Petitioning Kanzlerin der Bundesrepublik Deutschland, Spitzenkandidatin für die Bundestagswahl 2017 Angela Merkel (CDU) and 5 others

Offener Brief gegen Deutschlands Asylpolitik

Offener Brief gegen Deutschlands Asylpolitik:

„Wir wollen das nicht schaffen“

Sehr geehrte Bundesregierung,
sehr geehrte Frau Bundeskanzlerin Angela Merkel,
sehr geehrter Herr Innenminister Thomas de Maiziere,
sehr geehrte Mitglieder der SPD,
sehr geehrte Mitglieder der CDU,

wir sind die Menschen, die im Sommer 2015 mit den „Zügen der Hoffnung“ nach Deutschland kamen. Wir sind die Menschen, die alles hinter sich lassen mussten. Wir sind die Menschen, die sich hier ein neues Leben aufbauen wollten.

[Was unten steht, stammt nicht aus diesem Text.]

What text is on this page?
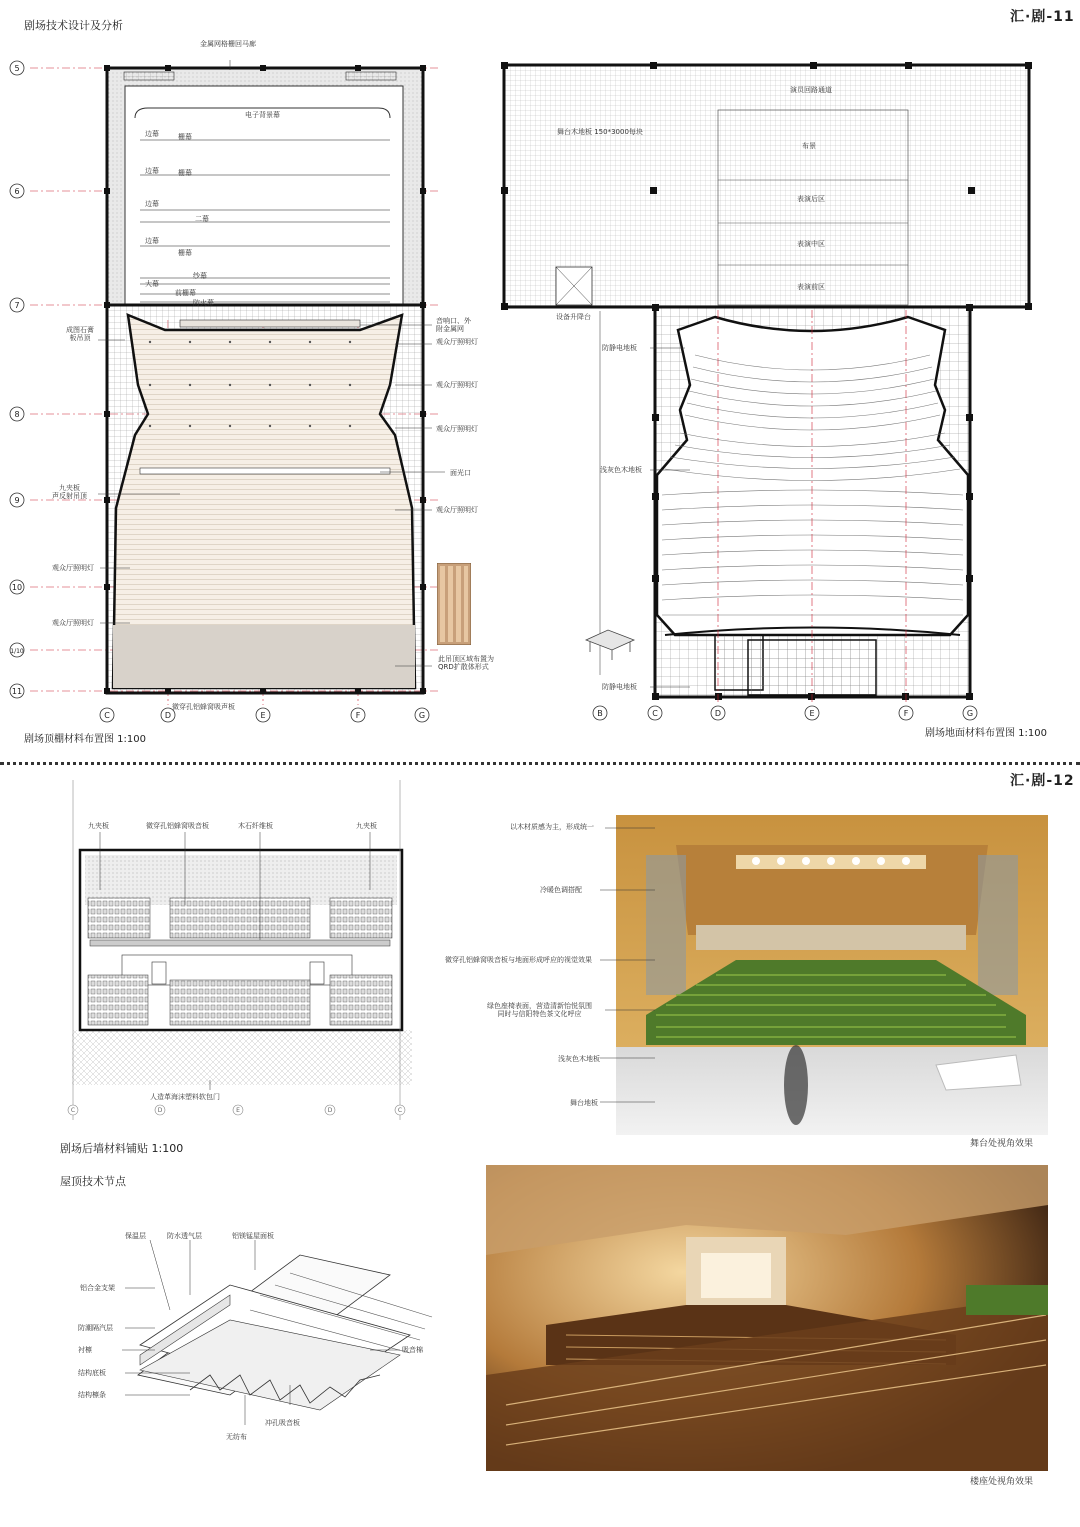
剧场技术设计及分析
汇·剧-11
5
6
7
8
9
10
1/10
11
C	D	E	F	G
金属网格栅回马廊
电子背景幕
边幕	栅幕
边幕	栅幕
边幕
二幕
边幕
栅幕
纱幕
大幕
前栅幕
防火幕
成图石膏
板吊顶
音响口、外
附金属网
观众厅照明灯
观众厅照明灯
观众厅照明灯
面光口
九夹板
声反射吊顶
观众厅照明灯
观众厅照明灯
观众厅照明灯
此吊顶区域布置为
QRD扩散体形式
微穿孔铝蜂窝吸声板
剧场顶棚材料布置图 1:100
B	C	D	E	F	G
演员回路通道
舞台木地板 150*3000每块
布景
表演后区
表演中区
表演前区
设备升降台
防静电地板
浅灰色木地板
防静电地板
剧场地面材料布置图 1:100
汇·剧-12
C	D	E	D	C
九夹板	微穿孔铝蜂窝吸音板	木石纤维板	九夹板
人造革海沫塑料软包门
剧场后墙材料铺贴 1:100
屋顶技术节点
保温层	防水透气层	铝镁锰屋面板
铝合金支架
防潮隔汽层
衬檩
结构底板
结构檩条
吸音棉
冲孔吸音板
无纺布
以木材质感为主，形成统一
冷暖色调搭配
微穿孔铝蜂窝吸音板与地面形成呼应的视觉效果
绿色座椅表面，营造清新怡悦氛围
同时与信阳特色茶文化呼应
浅灰色木地板
舞台地板
舞台处视角效果
楼座处视角效果
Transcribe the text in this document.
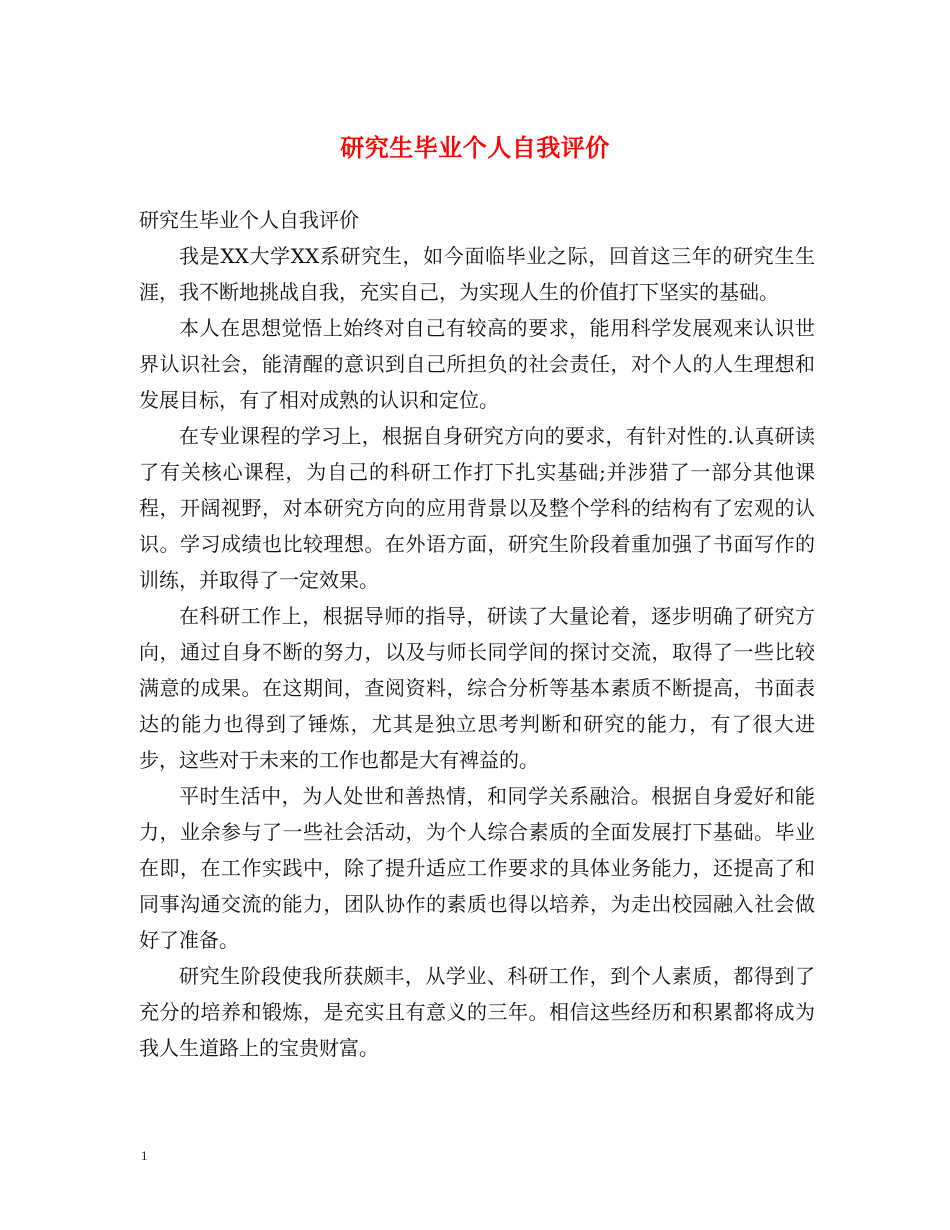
研究生毕业个人自我评价

研究生毕业个人自我评价

我是XX大学XX系研究生，如今面临毕业之际，回首这三年的研究生生涯，我不断地挑战自我，充实自己，为实现人生的价值打下坚实的基础。

本人在思想觉悟上始终对自己有较高的要求，能用科学发展观来认识世界认识社会，能清醒的意识到自己所担负的社会责任，对个人的人生理想和发展目标，有了相对成熟的认识和定位。

在专业课程的学习上，根据自身研究方向的要求，有针对性的.认真研读了有关核心课程，为自己的科研工作打下扎实基础;并涉猎了一部分其他课程，开阔视野，对本研究方向的应用背景以及整个学科的结构有了宏观的认识。学习成绩也比较理想。在外语方面，研究生阶段着重加强了书面写作的训练，并取得了一定效果。

在科研工作上，根据导师的指导，研读了大量论着，逐步明确了研究方向，通过自身不断的努力，以及与师长同学间的探讨交流，取得了一些比较满意的成果。在这期间，查阅资料，综合分析等基本素质不断提高，书面表达的能力也得到了锤炼，尤其是独立思考判断和研究的能力，有了很大进步，这些对于未来的工作也都是大有裨益的。

平时生活中，为人处世和善热情，和同学关系融洽。根据自身爱好和能力，业余参与了一些社会活动，为个人综合素质的全面发展打下基础。毕业在即，在工作实践中，除了提升适应工作要求的具体业务能力，还提高了和同事沟通交流的能力，团队协作的素质也得以培养，为走出校园融入社会做好了准备。

研究生阶段使我所获颇丰，从学业、科研工作，到个人素质，都得到了充分的培养和锻炼，是充实且有意义的三年。相信这些经历和积累都将成为我人生道路上的宝贵财富。

1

Aber das ist für uns nicht möglich. Damals hieß es noch von Ihnen, Frau Bundeskanzlerin Angela Merkel: „Wir schaffen das“. Heute beschließen Sie ein Gesetz nach dem nächsten, das uns entweder abschieben soll, uns von unseren Familien trennt oder uns aus der Gesellschaft ausschließt.

Das erste Beispiel: Die Sicherheitseinschätzung der Bundesregierung zu Afghanistan. Anschläge, Taliban, Warlords, Verfolgung von Minderheiten, 3.500 Tote sowie7.900 Verletzte in der Zivilbevölkerung im Jahr 2016 und Sie sagen immer noch, in Afghanistan gebe es sichere Gebiete. Der Deal zwischen der Europäischen Union und Afghanistan ist ein blutiger: Sie schieben Menschen in ein Kriegsgebiet ab.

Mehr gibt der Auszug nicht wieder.